UPDATE MAR 2022: The new no-orthologue models can be downloaded at https://doi.org/10.6084/m9.figshare.19108382.v1 - remove the old no_ortho directory, and download and unzip the folder in the PIDGINv4 root directory. See the ReadtheDocs for full installation instructions.
For now, the orthologue (--ortho) command is deprecated - use the old models at your own risk. If you require the orthologue models for your research, please get in touch!

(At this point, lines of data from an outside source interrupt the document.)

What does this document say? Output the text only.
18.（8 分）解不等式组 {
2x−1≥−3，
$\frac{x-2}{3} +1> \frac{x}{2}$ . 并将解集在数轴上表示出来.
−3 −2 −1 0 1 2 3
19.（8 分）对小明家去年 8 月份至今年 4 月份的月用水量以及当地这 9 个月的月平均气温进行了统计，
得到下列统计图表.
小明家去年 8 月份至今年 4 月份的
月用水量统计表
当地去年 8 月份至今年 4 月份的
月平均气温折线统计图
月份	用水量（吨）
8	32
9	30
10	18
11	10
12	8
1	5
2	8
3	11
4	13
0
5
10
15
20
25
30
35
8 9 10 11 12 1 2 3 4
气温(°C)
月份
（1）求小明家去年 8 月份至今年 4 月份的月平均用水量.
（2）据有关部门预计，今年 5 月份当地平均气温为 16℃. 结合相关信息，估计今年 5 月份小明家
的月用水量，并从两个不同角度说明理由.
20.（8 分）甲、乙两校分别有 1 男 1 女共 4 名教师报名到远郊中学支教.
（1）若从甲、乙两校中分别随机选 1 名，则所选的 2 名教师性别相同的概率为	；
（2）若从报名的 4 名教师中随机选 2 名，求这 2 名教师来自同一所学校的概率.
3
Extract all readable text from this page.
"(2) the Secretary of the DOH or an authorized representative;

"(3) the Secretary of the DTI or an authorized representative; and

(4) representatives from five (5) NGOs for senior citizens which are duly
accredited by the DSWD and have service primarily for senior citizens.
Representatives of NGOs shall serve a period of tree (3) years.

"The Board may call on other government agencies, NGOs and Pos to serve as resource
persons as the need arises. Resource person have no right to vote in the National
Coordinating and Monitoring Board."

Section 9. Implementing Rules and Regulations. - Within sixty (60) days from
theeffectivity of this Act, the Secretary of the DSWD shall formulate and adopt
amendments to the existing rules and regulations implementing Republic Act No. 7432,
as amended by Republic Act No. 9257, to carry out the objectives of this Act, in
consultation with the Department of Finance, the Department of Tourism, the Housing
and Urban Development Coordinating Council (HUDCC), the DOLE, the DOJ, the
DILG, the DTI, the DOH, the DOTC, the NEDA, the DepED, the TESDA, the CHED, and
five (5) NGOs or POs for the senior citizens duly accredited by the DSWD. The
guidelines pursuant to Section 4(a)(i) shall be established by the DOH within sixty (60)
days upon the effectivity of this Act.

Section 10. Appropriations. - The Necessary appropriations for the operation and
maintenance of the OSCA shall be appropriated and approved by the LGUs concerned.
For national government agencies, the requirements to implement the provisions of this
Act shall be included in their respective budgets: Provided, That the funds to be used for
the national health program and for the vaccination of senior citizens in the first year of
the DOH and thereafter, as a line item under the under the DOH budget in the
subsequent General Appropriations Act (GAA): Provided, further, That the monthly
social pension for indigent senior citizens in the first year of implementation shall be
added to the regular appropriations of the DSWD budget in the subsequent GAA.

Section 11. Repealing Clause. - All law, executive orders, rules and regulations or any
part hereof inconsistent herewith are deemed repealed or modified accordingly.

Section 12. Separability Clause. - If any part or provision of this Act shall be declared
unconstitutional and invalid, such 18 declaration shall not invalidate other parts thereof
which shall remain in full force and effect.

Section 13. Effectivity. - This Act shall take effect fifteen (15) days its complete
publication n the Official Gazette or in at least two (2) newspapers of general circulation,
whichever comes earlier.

Author : Maria-Anna Trapotsi, Layla Hosseini-Gerami and Lewis Mervin
Email: mat64@cam.ac.uk and lh605@cam.ac.uk
Supervisor : Dr. A. Bender
Protein target prediction using Random Forests (RFs) trained on bioactivity data from PubChem (extracted Mar 2020) and ChEMBL (version 26), using the RDKit and Scikit-learn, which employ a modification of the reliability-density neighbourhood Applicability Domain (AD) analysis by Aniceto [1]. This project is the sucessor to PIDGIN version 1 [2] and PIDGIN version 2 [3]. This is the updated and retrained version of PIDGIN version 3 Target prediction with extended NCBI pathway and DisGeNET disease enrichment calculation is available as implemented in [4].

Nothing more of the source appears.